そうです。空中に浮いていることに気づかへんかったら、ええ訳ですから、あれをやるんです。
目ぇつぶって、歩く!
私が目をつぶって歩き始めますと、女の子らが口々に騒ぎ立てます。
「やめとき!」「危ないで」「こけるでぇ」
まあ、見とけっちゅうねん。今にすごいことが起きるから!
不敵な笑みを浮かべたおかしな少年は、目をつぶったまま歩き続けます。
どっかに崖がないかなぁ?
(崖がなくて、ほんまに良かったんです。)
そうこうするうちに、女の子らの騒ぎが大きくなります。
「危ないやん!」「どぶがあるで!」
どぶ? ええやんか! そこにあったか!
よっしゃ、よっしゃ!
そのまま目をつぶって歩いていくと、女の子の声が絶叫に変わったと同時に、体が沈みました。
続いて、前に倒れ、両手を突きました。そうです。どろどろのヘドロの中に・・・。
「えっ? なんで? 最後まで目ぇつむってたのに・・・」
浅い小さなどぶ(溝)やったから、よかったんです。
どぶのコンクリートで足をすりむいたのと、服の袖やら前やらがどろどろになったのと、靴がヘドロに埋まって脱げて探すのに苦労したのと、お母ちゃんにえらい剣幕で怒られて、こっぴどく叩かれたのとを除けば・・・。

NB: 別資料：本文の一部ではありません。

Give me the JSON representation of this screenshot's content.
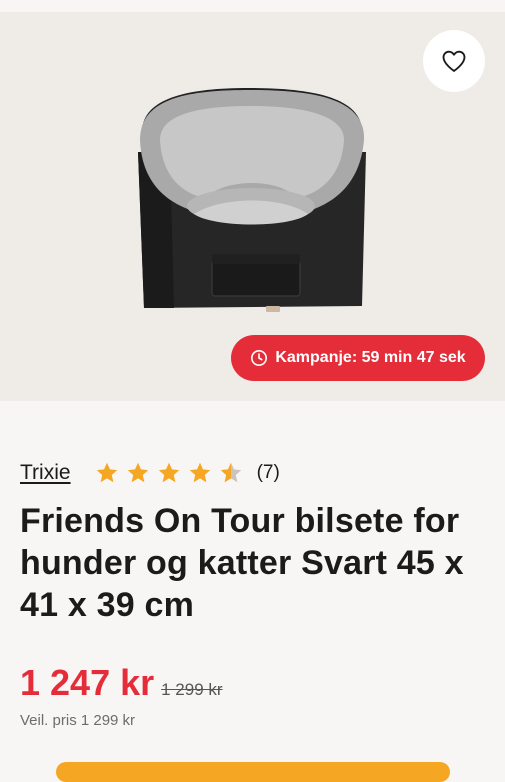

どうか、良い子の皆さんは真似しないでください。車がほとんど走っていない時代です。
今そんなマネしたら、間違いなく車に轢かれてしまいます。
それにしても、どぶには縁がありますなあ。
小学1年生で身をもって(痛い目をして)、「人間は空中には浮かない」ことを知った少年。
「空中浮揚」などという全くばかばかしいたわ言に、大の大人が騙されるのが不思議でしょうがない大人に育っていました。
ただの偏屈、根性曲がり、皮肉屋かもしれませんが、生きて行くうえではそれも大切な知恵というものですな。